Iranian-American mechanical engineer

Leila Jannesari Ladani is an Iranian-American scientist, engineer and professor of mechanical engineering specializing in the manufacturing engineering of additive manufacturing through laser sintering and laser melting, including the computer modeling of these processes and the mechanical and thermal reliability of the resulting products. She has also researched in the area of biomedical devices design and manufacturing. She is a professor in the Department of Aerospace and Mechanical Engineering, in the Ira A. Fulton Schools of Engineering of Arizona State University. She is internationally recognized for her research on advanced and multi-scale manufacturing and mechanics of materials.

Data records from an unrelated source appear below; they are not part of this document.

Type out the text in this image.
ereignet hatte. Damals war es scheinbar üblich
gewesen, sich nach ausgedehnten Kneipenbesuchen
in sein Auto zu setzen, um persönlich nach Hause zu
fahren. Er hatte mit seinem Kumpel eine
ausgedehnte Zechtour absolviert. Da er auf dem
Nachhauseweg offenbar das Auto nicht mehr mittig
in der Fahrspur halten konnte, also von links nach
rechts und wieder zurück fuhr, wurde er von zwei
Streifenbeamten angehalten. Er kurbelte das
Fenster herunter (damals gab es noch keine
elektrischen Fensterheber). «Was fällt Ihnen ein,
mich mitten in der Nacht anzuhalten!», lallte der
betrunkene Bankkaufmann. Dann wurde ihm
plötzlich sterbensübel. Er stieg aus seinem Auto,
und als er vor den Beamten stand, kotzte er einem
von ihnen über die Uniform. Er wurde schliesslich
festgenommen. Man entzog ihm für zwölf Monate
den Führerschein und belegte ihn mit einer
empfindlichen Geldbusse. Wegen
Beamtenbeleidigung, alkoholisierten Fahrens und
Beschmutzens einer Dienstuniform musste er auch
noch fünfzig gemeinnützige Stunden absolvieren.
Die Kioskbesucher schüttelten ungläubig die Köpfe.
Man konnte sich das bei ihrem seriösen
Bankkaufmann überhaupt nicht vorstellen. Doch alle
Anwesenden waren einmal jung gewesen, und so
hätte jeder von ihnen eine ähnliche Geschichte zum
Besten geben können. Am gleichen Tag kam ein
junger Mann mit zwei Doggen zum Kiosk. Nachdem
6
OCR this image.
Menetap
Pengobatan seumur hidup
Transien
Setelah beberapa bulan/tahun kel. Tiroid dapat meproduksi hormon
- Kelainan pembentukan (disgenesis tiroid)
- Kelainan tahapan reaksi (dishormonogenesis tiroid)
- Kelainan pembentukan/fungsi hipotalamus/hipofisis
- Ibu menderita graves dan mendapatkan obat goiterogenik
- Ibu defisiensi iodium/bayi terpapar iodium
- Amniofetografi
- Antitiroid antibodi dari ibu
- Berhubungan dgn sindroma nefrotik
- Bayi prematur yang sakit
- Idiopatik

She is involved in graduate education and is an active player in the areas of graduate education at the interface of STEM Science, technology, engineering, and mathematics and Medicine.

==Education and career==
Leila Ladani received her doctorate in mechanical engineering from University of Maryland at College Park, in 2007. Prior to that she received her master's degree in mechanical engineering in heat and fluid (with honor) and another master's degree in solid mechanics and her bachelor's degree in mechanical engineering. .

She has held faculty positions at Utah State University, the University of Alabama, the University of Connecticut, and the University of Texas at Arlington, before moving to Arizona State University in 2019 to direct The Polytechnic School, one of six component schools of the Ira A. Fulton Schools of Engineering. She is currently professor of Mechanical and Aerospace Engineering. She is the editor of Journal of Materials Science and Engineering A.

==Book==
Ladani is the author of Additive Manufacturing of Metals: Materials, Processes, Tests, and Standards (DEStech, 2021).

==Recognition==
Ladani has received numerous awards and recognitions for her work including Surface Mount Technology Association Hutchins Grant, and Zonta International Amelia Earhart award. Ladani was the 2015 recipient of the Women In Engineering Award of the ASME Electronic & Photonic Packaging Division. She was named an ASME Fellow in 2020.